The big U

This picture-taking began in earnest when, after about fifteen seconds, the reactive strike began. The cooks and servers had instantly leapt to block the doors of the serving bays, which in these circumstances had the same value as ammunition dumps. Pairs of the larger male cooks now charged out and drew shut the folding dividers which partitioned the Cafeteria into twenty-four sections. Meanwhile, forty-eight more senior Cafeteria personnel and guards fanned out in organized fashion, clothed in ponchos and facemasks. In each section, one of them leapt up on a table with a megaphone to scream righteousness at the students, while his partner confronted particularly active types. Klystron/Chris's view of the fight was abruptly reduced to what he could see in his own small section.

 

Among other things he saw eight of the Roy G Biv Terrorist Group overturn the table on which the local official stood, sending him splaying on hands and knees across the slick of grease and tomato sauce on the floor. His partner skidded after him and swiveled to protect their backs from the Terrorists, who had huddled and were mumbling menacingly. For the first time Klystron/Chris felt the hysterical half-sick excitement of approaching violence, and he began to edge along the wall toward a more strategically sound position.

 

One of the Terrorists went to the corner where the sliding partitions intersected, blocking the only route of escape.
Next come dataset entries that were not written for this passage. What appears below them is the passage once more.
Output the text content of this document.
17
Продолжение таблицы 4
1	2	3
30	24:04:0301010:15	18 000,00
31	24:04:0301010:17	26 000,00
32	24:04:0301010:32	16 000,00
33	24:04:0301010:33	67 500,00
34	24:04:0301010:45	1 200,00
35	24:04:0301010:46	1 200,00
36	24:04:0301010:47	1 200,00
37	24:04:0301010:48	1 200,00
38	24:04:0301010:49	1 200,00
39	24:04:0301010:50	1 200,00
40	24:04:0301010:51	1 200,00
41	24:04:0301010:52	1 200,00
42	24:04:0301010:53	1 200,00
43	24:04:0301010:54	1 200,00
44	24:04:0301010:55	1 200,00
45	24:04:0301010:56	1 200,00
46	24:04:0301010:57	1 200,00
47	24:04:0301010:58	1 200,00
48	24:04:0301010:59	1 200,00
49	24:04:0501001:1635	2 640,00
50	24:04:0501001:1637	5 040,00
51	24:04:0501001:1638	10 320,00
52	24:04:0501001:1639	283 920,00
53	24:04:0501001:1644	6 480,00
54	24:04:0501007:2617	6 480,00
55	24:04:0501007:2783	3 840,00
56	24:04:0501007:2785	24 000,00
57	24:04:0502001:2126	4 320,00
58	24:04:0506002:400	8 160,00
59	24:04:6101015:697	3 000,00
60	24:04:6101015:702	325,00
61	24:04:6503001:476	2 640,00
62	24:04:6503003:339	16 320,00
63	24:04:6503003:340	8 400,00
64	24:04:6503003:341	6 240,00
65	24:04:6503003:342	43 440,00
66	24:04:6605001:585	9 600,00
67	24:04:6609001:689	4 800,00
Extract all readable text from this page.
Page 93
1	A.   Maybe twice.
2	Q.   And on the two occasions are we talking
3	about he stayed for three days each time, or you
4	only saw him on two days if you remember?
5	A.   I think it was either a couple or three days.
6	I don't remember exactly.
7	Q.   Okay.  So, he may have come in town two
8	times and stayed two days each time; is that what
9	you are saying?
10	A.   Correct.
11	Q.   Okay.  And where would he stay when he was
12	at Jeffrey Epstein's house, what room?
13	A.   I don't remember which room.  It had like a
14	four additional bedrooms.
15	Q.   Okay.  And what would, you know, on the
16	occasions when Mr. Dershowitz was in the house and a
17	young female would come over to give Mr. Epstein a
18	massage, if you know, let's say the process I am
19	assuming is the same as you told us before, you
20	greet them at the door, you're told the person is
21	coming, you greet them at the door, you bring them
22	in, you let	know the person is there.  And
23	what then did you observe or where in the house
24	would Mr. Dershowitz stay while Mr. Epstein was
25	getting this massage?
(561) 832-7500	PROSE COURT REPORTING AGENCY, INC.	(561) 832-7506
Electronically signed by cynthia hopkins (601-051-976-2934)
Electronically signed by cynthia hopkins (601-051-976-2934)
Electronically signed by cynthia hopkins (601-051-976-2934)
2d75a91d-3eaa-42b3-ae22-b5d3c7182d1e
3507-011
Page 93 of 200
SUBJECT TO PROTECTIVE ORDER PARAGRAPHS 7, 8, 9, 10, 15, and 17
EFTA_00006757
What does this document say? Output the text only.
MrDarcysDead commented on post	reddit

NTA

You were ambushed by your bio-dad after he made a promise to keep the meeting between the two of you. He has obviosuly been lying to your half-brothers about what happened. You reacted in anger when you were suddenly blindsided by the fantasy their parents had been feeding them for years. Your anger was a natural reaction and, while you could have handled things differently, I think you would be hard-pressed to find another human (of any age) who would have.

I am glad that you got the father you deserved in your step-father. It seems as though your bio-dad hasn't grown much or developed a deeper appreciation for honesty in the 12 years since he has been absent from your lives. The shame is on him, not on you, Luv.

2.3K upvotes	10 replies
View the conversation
The men in the room moved away uneasily; the women pressed themselves against the wall and sat on the floor and tried to get invisible. Then the Roy G Biv men broke; two went for the still-standing official, one for the man who was just staggering to his feet with the dented megaphone. Abruptly, Klystron/Chris stepped forward, took from his briefcase a small weapon and pulled the trigger. The weapon was a flash gun, a device for making an explosively intense flash of light that blinded attackers. Everyone in front of the weapon froze. As they were putting their hands to their eyes, he pulled out his Civil War bayonet, jammed it into a fold in the sliding partition and pulled it down to open a six-foot rent. He led the tactical retreat to the adjoining section, which was comparatively under control.

 

The officials here were not amused. A stocky middle-aged man in a brown suit stomped toward Klystron/Chris with death in his eye. He was stopped by a chorus of protest from the refugees, who made it clear that the real troublemakers were back there. And that was how Klystron/Chris avoided having any of these seriously Mixed officials discover his informal code name.

 

But what was the strategic significance? He knew it had been done by Barbarians. Despite the carefully tailored modern clothes they used to hide their stooping forms and overly long arms, he recognized their true nature from the ropy scars running along their heavy overhanging brows and the garlands of rodent skulls they wore around their necks. Had it not been for the cameramen, he would have concluded that this was nothing more than a purposeless display of the savages' contempt for order. But the photographers made it clear that this riot had been a reconnaissance-in-force, directed by an advanced strategic mind with an crest in the Cafeteria's defenses. And that, in turn, implied an upcoming offensive centered on the Cafeteria itself. Of course! In here was enough grub to feed a good-sized commando force for years, if rationed properly; it would therefore be a prime objective for insurrectionists planning to seize and hold large portions of Plexor. But why? Who was behind it? And how did it connect with the other harbingers of catastrophe?

 

Once upon a time, a mathematically inclined friend of Sarah's, one Casimir Radon, had estimated that her chances of running into a fellow Airhead at dinner were no better than about one in twenty. As usual he was not trying to be annoying or nerdish, but nevertheless Sarah wished for a more satisfying explanation of why she could get no relief from her damned neighbors. One in twenty was optimistic. At times she thought that they were planting spies in her path to take down statistics on how many behavioral standards she broke, or to drive her crazy by asking why she had really resigned the Presidency.